First of all, the method presented in this research poses an opportunity for
management to develop a more customized forecasting procedure that helps them better
capture the heterogeneity among customer, which in turn can improve their estimation of the
aggregated total demand in this ever-changing business environment. For management, low
accuracy in the forecast of high-tech industry has been a problem that is hindering the
effectiveness of decisions such as a more efficient production planning or appropriate pricing,
and both research and survey have shown that companies manufacturing industrial products
tend to conduct sales forecast with different approaches compared with those in consumer
product industry. While consumer product industry strives to fully utilize information regarding
customers’ behaviors to optimize marketing results, same measure is rarely adopted in
industrial products, where macro-economic environment and future industry trend have been
more of the attention. However, this top-down approach requires more subjective judgment
from the management or analysts, whose knowledge and information might be confined.
Therefore, if it is combined with another bottom-up approach that address sales forecast from
the other side, namely the customers, results produced should be more comprehensive and
accurate. Therefore, management might consider modifying their current practice and
developing a measure to record the characteristics of their customers. By borrowing the best
practice from other industries, they might come up with a model that incorporate different
levels of factors affecting their sales and have a better knowledge of future demand.
5.2 Limitation & Future Directions
The most significant limitation of this research is the representativeness of the
coefficients. Although they show economic sense when explained, few of them actually show
statistic significance due to the constraint of limited observations. Therefore, one should be
careful when interpreting the size, relative scale of and . Instead using the model in this
research for future forecast, it would be safer to say that these models are examples of how
client features could be included and help the forecasting quality of the company.
On the other hand, the data of this research is collected from an existing company
which has yet to adjust their forecasting system to account for the different customer attribute.
Nor do they have very solid idea what are the crucial variables with highest explanatory power.
Therefore, when many of the variables contained in the original data do not show high
correlation with sales, there might be a great deal of other variables with the same relevancy
being left out. This is also a common mis-practice in firms adopting customer database where
database failed to collect the most relevant information and responsible personnel could not
produce optimal results without these crucial information and sometimes might even have to
compromise with currently available variables with small explanatory power. In the future, if
information about customer attributes can be further expanded to cover other aspects that might
also be relevant in explaining sales variation in individual account, forecast results should be
improved.

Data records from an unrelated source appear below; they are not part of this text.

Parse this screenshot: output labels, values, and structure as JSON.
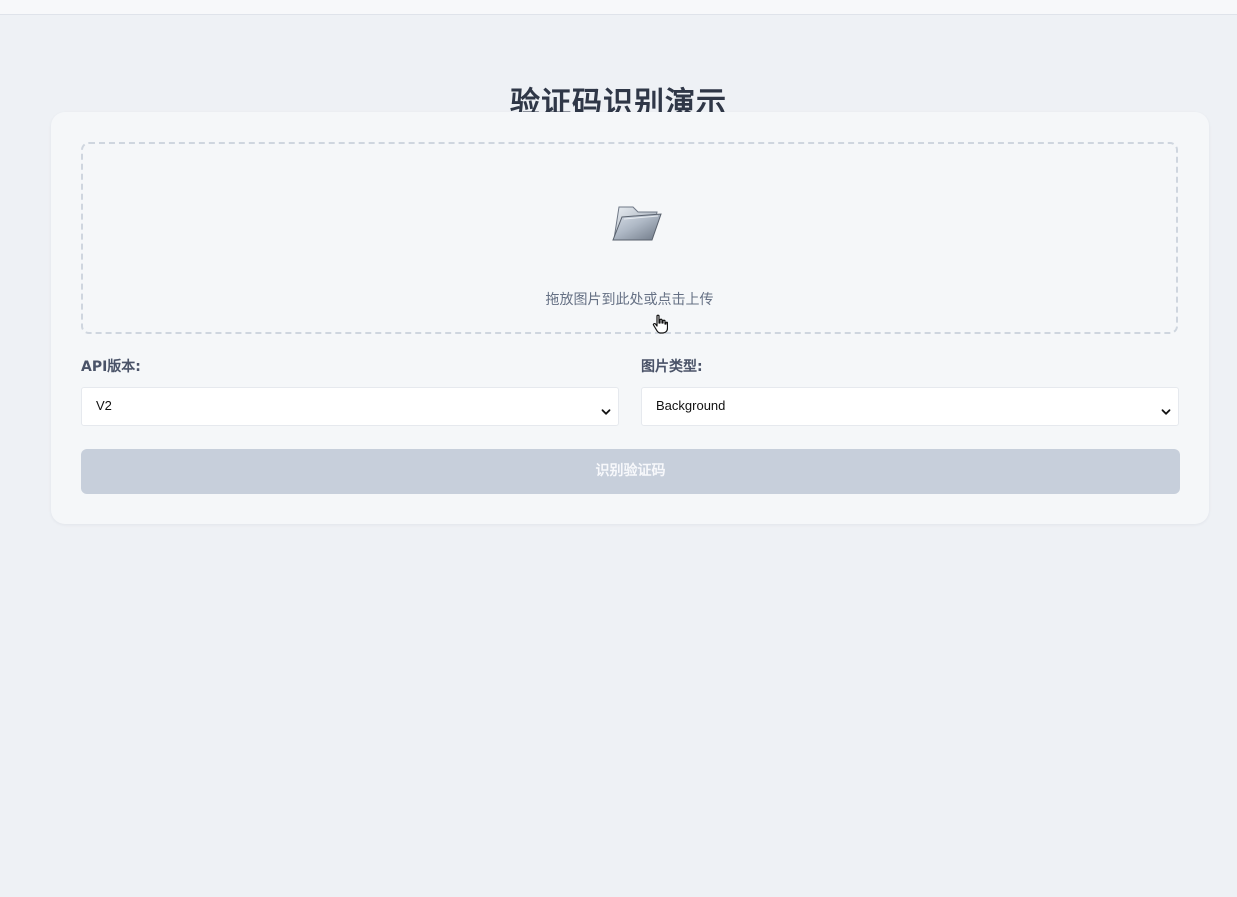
{
  "page": {
    "title": "验证码识别演示"
  },
  "upload": {
    "icon": "folder-icon",
    "hint": "拖放图片到此处或点击上传"
  },
  "api_version": {
    "label": "API版本:",
    "selected": "V2"
  },
  "image_type": {
    "label": "图片类型:",
    "selected": "Background"
  },
  "actions": {
    "recognize_label": "识别验证码"
  },
  "colors": {
    "background": "#eef1f5",
    "card": "#f5f7f9",
    "title": "#2f3747",
    "disabled_button": "#c7cfdb"
  }
}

For companies wish to implement this forecasting mechanism, this model
misspecification problem resulted from the gap between the forecast practitioners and
information collector should be eliminated. It would be more effective to have thorough
communication between the sales force composite responsible for collecting client information
and the intelligence department who actually do the final modeling. Understanding from each
party could assure the company with higher chance of collecting the “right” information that
would eventually contribute to better forecasting results.